Depuis, l'Unesco a été de nombreuses fois
condamnée par le tribunal administratif
de l'Organisation internationale du travail (TAOIT).
Ces « réformes » économiques touchent
également le secteur de la culture : emblème
de l'organisation depuis 1947, publié
en trente langues — dont
le braille —, Le Courrier de l'Unesco cesse
de paraître, malgré des propositions
de financements des États membres et
la nécessité pour le Secrétariat d'avoir
une vitrine médiatique auprès
du grand public.
Des milliers de livres d'histoire, de rapports,
de recherches, de publications et
de documents concernant notamment l'Afrique,
l'Amérique latine et le monde arabe
sont détruits en 2004 et 2005,
en raison d'un manque d'espace
de rangement et de mémoire informatique !

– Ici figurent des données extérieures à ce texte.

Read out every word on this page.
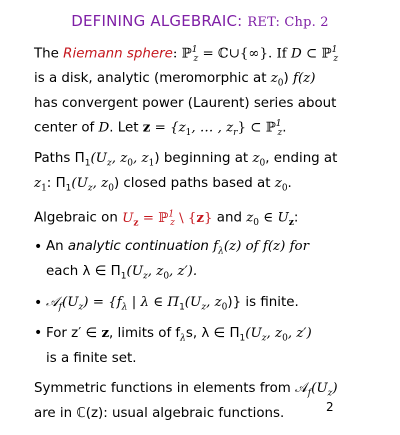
DEFINING ALGEBRAIC: RET: Chp. 2
The Riemann sphere: ℙ$^1_z$ = ℂ∪{∞}. If D ⊂ ℙ$^1_z$
is a disk, analytic (meromorphic at $z_0$) f(z)
has convergent power (Laurent) series about
center of D. Let $z = \{z_1$, … , $z_r$} ⊂ ℙ$^1_z$.
Paths $\Pi_1(U_z$, $z_0$, $z_1$) beginning at $z_0$, ending at
$z_1$: $\Pi_1(U_z$, $z_0$) closed paths based at $z_0$.
Algebraic on $U_z$ = ℙ$^1_z$ \ {z} and $z_0$ ∈ $U_z$:
• An analytic continuation $f_\lambda(z)$ of f(z) for
each λ ∈ $\Pi_1(U_z$, $z_0$, z′).
• $𝒜_f(U_z) = \{f_\lambda$ | λ ∈ $\Pi_1(U_z$, $z_0$)} is finite.
• For z′ ∈ z, limits of $f_\lambda s$, λ ∈ $\Pi_1(U_z$, $z_0$, z′)
is a finite set.
Symmetric functions in elements from $𝒜_f(U_z)$
are in ℂ(z): usual algebraic functions.	2
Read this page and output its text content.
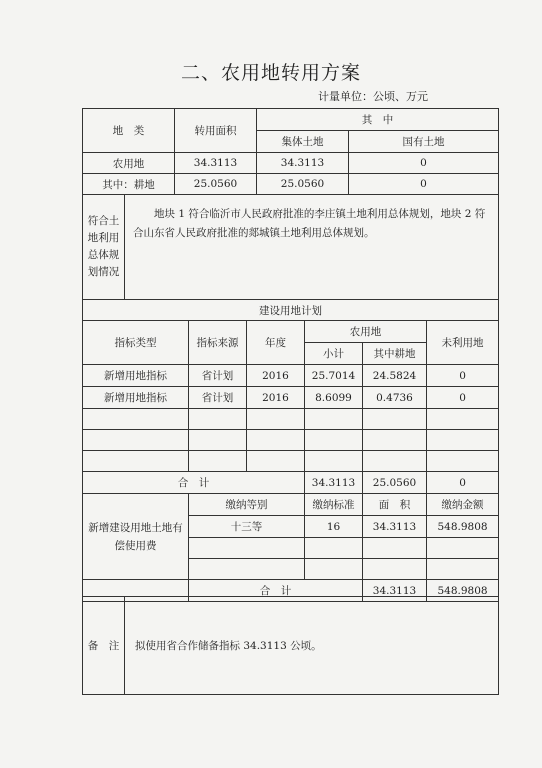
二、农用地转用方案
计量单位：公顷、万元
地　类	转用面积	其　中	
		集体土地	国有土地
农用地	34.3113	34.3113	0
其中：耕地	25.0560	25.0560	0
符合土地利用总体规划情况	地块 1 符合临沂市人民政府批准的李庄镇土地利用总体规划，地块 2 符合山东省人民政府批准的郯城镇土地利用总体规划。
建设用地计划					
指标类型	指标来源	年度	农用地		未利用地
			小计	其中耕地	
新增用地指标	省计划	2016	25.7014	24.5824	0
新增用地指标	省计划	2016	8.6099	0.4736	0

合　计			34.3113	25.0560	0
新增建设用地土地有偿使用费	缴纳等别		缴纳标准	面　积	缴纳金额
	十三等		16	34.3113	548.9808

	合　计			34.3113	548.9808
备　注	拟使用省合作储备指标 34.3113 公顷。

Faute d'expérience dans le secteur
de l'éducation, M. Matsuura finance
le pilonnage des livres plutôt que,
par exemple, leur distribution dans les écoles...
Les attaques en règle se multiplient,
notamment contre la Fédération mondiale
des associations, centres et
clubs Unesco (FMACU), mise sur pied
en 1981 (sur la base d'anciens clubs Unesco
nés en 1947) pour appuyer, dans plus
de cent vingt pays, les valeurs de paix.
Les quatorze membres de son Conseil exécutif,
pourtant légalement élus, dans le respect
d'une juste répartition géoculturelle,
sont harcelés, puis écartés en 2005
par un groupe de neuf personnes que dirige
M. Eiji Hattori, un Japonais,
fonctionnaire retraité de l'Unesco,
autoproclamé président de la Fédération.
Les menaces de mettre un terme
aux relations avec cette organisation
non gouvernementale (ONG) représentant
plus d'un million et demi d'adhérents
et le non-vote du budget de 600 000 dollars
pour le fonctionnement du Conseil exécutif
« putschiste » par la Conférence générale
attestent la volonté du Secrétariat : détruire
l'indépendance et l'autonomie
de la FMACU (8).
De telles manœuvres affectent également
l'existence d'autres ONG et organismes rattachés.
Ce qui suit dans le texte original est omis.